The Democratic Republic of Congo is
potentially one of the richest countries on earth, but colonialism, slavery and
corruption have turned it into one of the poorest, writes historian Dan Snow.
The world's bloodiest conflict since World War II is still rumbling on today.
It is a war in which more than five million people have died, millions more
have been driven to the brink by starvation and disease and several million
women and girls have been raped.
The Great War of Africa, a conflagration that has sucked in soldiers and
civilians from nine nations and countless armed rebel groups, has been fought
almost entirely inside the borders of one unfortunate country - the Democratic
Republic of Congo.
Many of the country's mining operations are connected
to the waters of the mighty Congo River
It is a place seemingly blessed with every type of mineral, yet consistently
rated lowest on the UN Human Development Index, where even the more fortunate
live in grinding poverty.
I went to the Congo this summer to find out what it was about the country's
past that had delivered it into the hands of unimaginable violence and anarchy.
The journey that I went on, through the Congo's abusive
history, while travelling across its war-torn present, was the most disturbing
experience of my career.
I met rape victims, rebels, bloated politicians and haunted citizens of a
country that has ceased to function - people who struggle to survive in a place
cursed by a past that defies description, a history that will not release them
from its death-like grip.
The Congo's apocalyptic present is a direct product of decisions and actions
taken over the past five centuries.
In the late 15th Century an empire known as the Kingdom of Kongo dominated
the western portion of the Congo, and bits of other modern states such as
Angola.
It was sophisticated, had its own aristocracy and an impressive civil
service.
When Portuguese traders arrived from Europe in the 1480s, they realised they
had stumbled upon a land of vast natural wealth, rich in resources -
particularly human flesh.
The Congo was home to a seemingly inexhaustible supply of strong,
disease-resistant slaves. The Portuguese quickly found this supply would be
easier to tap if the interior of the continent was in a state of anarchy.

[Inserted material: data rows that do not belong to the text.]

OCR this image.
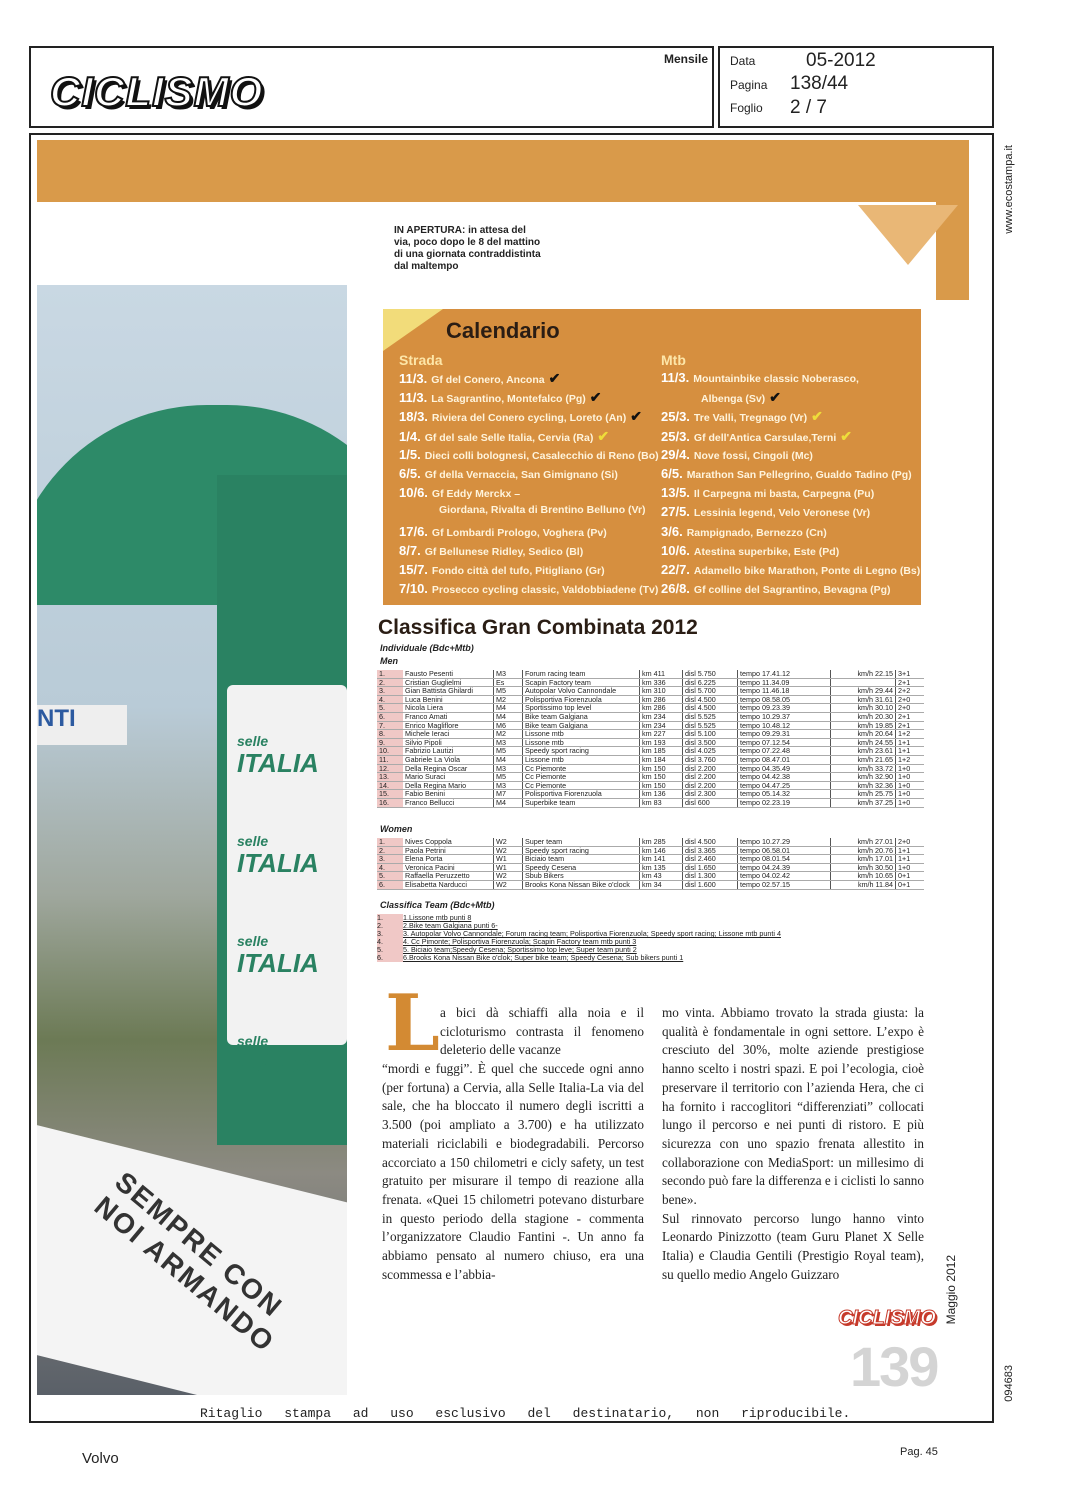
CICLISMO
Mensile Data
Pagina
Foglio
05-2012
138/44
2 / 7
www.ecostampa.it
094683
selle
ITALIA
selle
ITALIA
selle
ITALIA
selle
ITALIA
NTI
SEMPRE CON NOI ARMANDO
IN APERTURA: in attesa del via, poco dopo le 8 del mattino di una giornata contraddistinta dal maltempo
Calendario
Strada	Mtb
11/3. Gf del Conero, Ancona ✔
11/3. La Sagrantino, Montefalco (Pg) ✔
18/3. Riviera del Conero cycling, Loreto (An) ✔
1/4. Gf del sale Selle Italia, Cervia (Ra) ✔
1/5. Dieci colli bolognesi, Casalecchio di Reno (Bo)
6/5. Gf della Vernaccia, San Gimignano (Si)
10/6. Gf Eddy Merckx –
Giordana, Rivalta di Brentino Belluno (Vr)
17/6. Gf Lombardi Prologo, Voghera (Pv)
8/7. Gf Bellunese Ridley, Sedico (Bl)
15/7. Fondo città del tufo, Pitigliano (Gr)
7/10. Prosecco cycling classic, Valdobbiadene (Tv)
11/3. Mountainbike classic Noberasco,
Albenga (Sv) ✔
25/3. Tre Valli, Tregnago (Vr) ✔
25/3. Gf dell'Antica Carsulae,Terni ✔
29/4. Nove fossi, Cingoli (Mc)
6/5. Marathon San Pellegrino, Gualdo Tadino (Pg)
13/5. Il Carpegna mi basta, Carpegna (Pu)
27/5. Lessinia legend, Velo Veronese (Vr)
3/6. Rampignado, Bernezzo (Cn)
10/6. Atestina superbike, Este (Pd)
22/7. Adamello bike Marathon, Ponte di Legno (Bs)
26/8. Gf colline del Sagrantino, Bevagna (Pg)
Classifica Gran Combinata 2012
Individuale (Bdc+Mtb)
Men
1.	Fausto Pesenti	M3	Forum racing team	km 411	disl 5.750	tempo 17.41.12	km/h 22.15	3+1
2.	Cristian Guglielmi	Es	Scapin Factory team	km 336	disl 6.225	tempo 11.34.09		2+1
3.	Gian Battista Ghilardi	M5	Autopolar Volvo Cannondale	km 310	disl 5.700	tempo 11.46.18	km/h 29.44	2+2
4.	Luca Benini	M2	Polisportiva Fiorenzuola	km 286	disl 4.500	tempo 08.58.05	km/h 31.61	2+0
5.	Nicola Liera	M4	Sportissimo top level	km 286	disl 4.500	tempo 09.23.39	km/h 30.10	2+0
6.	Franco Amati	M4	Bike team Galgiana	km 234	disl 5.525	tempo 10.29.37	km/h 20.30	2+1
7.	Enrico Magliflore	M6	Bike team Galgiana	km 234	disl 5.525	tempo 10.48.12	km/h 19.85	2+1
8.	Michele Ieraci	M2	Lissone mtb	km 227	disl 5.100	tempo 09.29.31	km/h 20.64	1+2
9.	Silvio Pipoli	M3	Lissone mtb	km 193	disl 3.500	tempo 07.12.54	km/h 24.55	1+1
10.	Fabrizio Lautizi	M5	Speedy sport racing	km 185	disl 4.025	tempo 07.22.48	km/h 23.61	1+1
11.	Gabriele La Viola	M4	Lissone mtb	km 184	disl 3.760	tempo 08.47.01	km/h 21.65	1+2
12.	Della Regina Oscar	M3	Cc Piemonte	km 150	disl 2.200	tempo 04.35.49	km/h 33.72	1+0
13.	Mario Suraci	M5	Cc Piemonte	km 150	disl 2.200	tempo 04.42.38	km/h 32.90	1+0
14.	Della Regina Mario	M3	Cc Piemonte	km 150	disl 2.200	tempo 04.47.25	km/h 32.36	1+0
15.	Fabio Benini	M7	Polisportiva Fiorenzuola	km 136	disl 2.300	tempo 05.14.32	km/h 25.75	1+0
16.	Franco Bellucci	M4	Superbike team	km 83	disl 600	tempo 02.23.19	km/h 37.25	1+0
Women
1.	Nives Coppola	W2	Super team	km 285	disl 4.500	tempo 10.27.29	km/h 27.01	2+0
2.	Paola Petrini	W2	Speedy sport racing	km 146	disl 3.365	tempo 06.58.01	km/h 20.76	1+1
3.	Elena Porta	W1	Biciaio team	km 141	disl 2.460	tempo 08.01.54	km/h 17.01	1+1
4.	Veronica Pacini	W1	Speedy Cesena	km 135	disl 1.650	tempo 04.24.39	km/h 30.50	1+0
5.	Raffaella Peruzzetto	W2	Sbub Bikers	km 43	disl 1.300	tempo 04.02.42	km/h 10.65	0+1
6.	Elisabetta Narducci	W2	Brooks Kona Nissan Bike o'clock	km 34	disl 1.600	tempo 02.57.15	km/h 11.84	0+1
Classifica Team (Bdc+Mtb)
1.	1.Lissone mtb punti 8
2.	2.Bike team Galgiana punti 6-
3.	3. Autopolar Volvo Cannondale; Forum racing team; Polisportiva Fiorenzuola; Speedy sport racing; Lissone mtb punti 4
4.	4. Cc Pimonte; Polisportiva Fiorenzuola; Scapin Factory team mtb punti 3
5.	5. Biciaio team;Speedy Cesena; Sportissimo top leve; Super team punti 2
6.	6.Brooks Kona Nissan Bike o'clok; Super bike team; Speedy Cesena; Sub bikers punti 1
L a bici dà schiaffi alla noia e il cicloturismo contrasta il fenomeno deleterio delle vacanze
“mordi e fuggi”. È quel che succede ogni anno (per fortuna) a Cervia, alla Selle Italia-La via del sale, che ha bloccato il numero degli iscritti a 3.500 (poi ampliato a 3.700) e ha utilizzato materiali riciclabili e biodegradabili. Percorso accorciato a 150 chilometri e cicly safety, un test gratuito per misurare il tempo di reazione alla frenata. «Quei 15 chilometri potevano disturbare in questo periodo della stagione - commenta l’organizzatore Claudio Fantini -. Un anno fa abbiamo pensato al numero chiuso, era una scommessa e l’abbia-

mo vinta. Abbiamo trovato la strada giusta: la qualità è fondamentale in ogni settore. L’expo è cresciuto del 30%, molte aziende prestigiose hanno scelto i nostri spazi. E poi l’ecologia, cioè preservare il territorio con l’azienda Hera, che ci ha fornito i raccoglitori “differenziati” collocati lungo il percorso e nei punti di ristoro. E più sicurezza con uno spazio frenata allestito in collaborazione con MediaSport: un millesimo di secondo può fare la differenza e i ciclisti lo sanno bene».

Sul rinnovato percorso lungo hanno vinto Leonardo Pinizzotto (team Guru Planet X Selle Italia) e Claudia Gentili (Prestigio Royal team), su quello medio Angelo Guizzaro	Maggio 2012
CICLISMO
139
Ritaglio stampa ad uso esclusivo del destinatario, non riproducibile.
Volvo	Pag. 45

They did their utmost to destroy any indigenous political force capable of
curtailing their slaving or trading interests.

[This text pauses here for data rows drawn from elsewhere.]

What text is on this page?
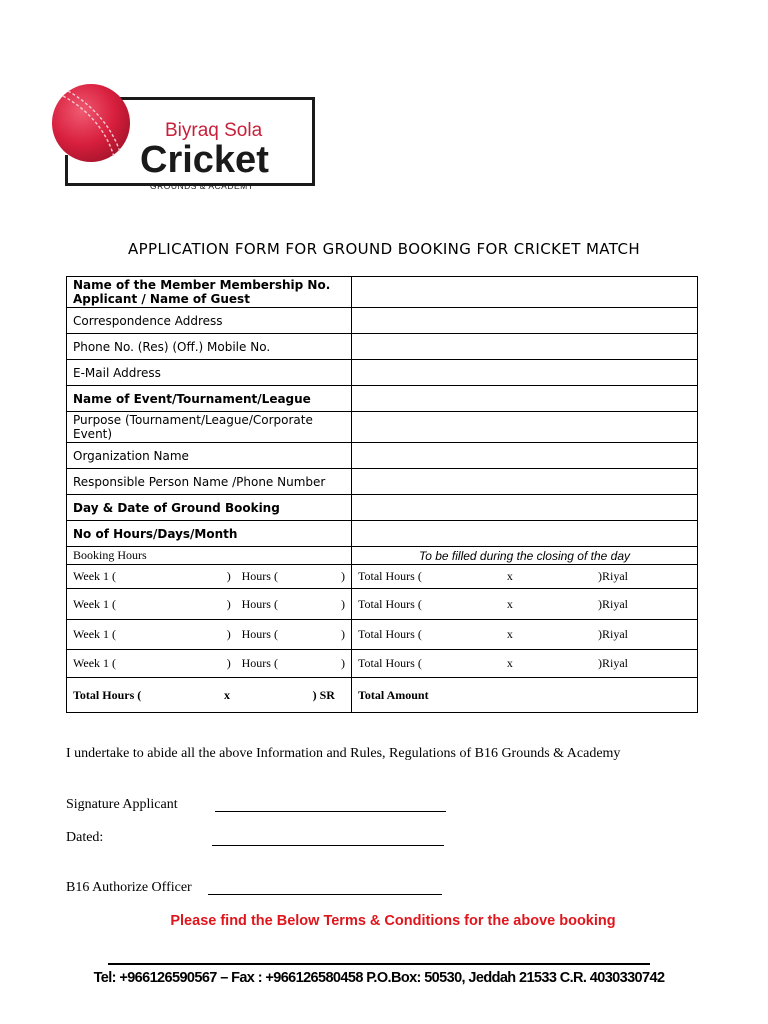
Biyraq Sola
Cricket
GROUNDS & ACADEMY
APPLICATION FORM FOR GROUND BOOKING FOR CRICKET MATCH
Name of the Member Membership No.
Applicant / Name of Guest	

Correspondence Address	
Phone No. (Res) (Off.) Mobile No.	
E-Mail Address	
Name of Event/Tournament/League	
Purpose (Tournament/League/Corporate Event)	
Organization Name	
Responsible Person Name /Phone Number	
Day & Date of Ground Booking	
No of Hours/Days/Month	
Booking Hours	To be filled during the closing of the day

Week 1 ( ) Hours ( )	Total Hours ( x )Riyal

Week 1 ( ) Hours ( )	Total Hours ( x )Riyal

Week 1 ( ) Hours ( )	Total Hours ( x )Riyal

Week 1 ( ) Hours ( )	Total Hours ( x )Riyal

Total Hours ( x ) SR	Total Amount
I undertake to abide all the above Information and Rules, Regulations of B16 Grounds & Academy
Signature Applicant
Dated:
B16 Authorize Officer
Please find the Below Terms & Conditions for the above booking
Tel: +966126590567 – Fax : +966126580458 P.O.Box: 50530, Jeddah 21533 C.R. 4030330742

Money and modern weapons were sent to rebels, Kongolese armies were defeated,
kings were murdered, elites slaughtered and secession was encouraged.
By the 1600s, the once-mighty kingdom had disintegrated into a leaderless,
anarchy of mini-states locked in endemic civil war. Slaves, victims of this
fighting, flowed to the coast and were carried to the Americas.
About four million people were forcibly embarked at the mouth of the Congo
River. English ships were at the heart of the trade. British cities and
merchants grew rich on the back of Congolese resources they would never see.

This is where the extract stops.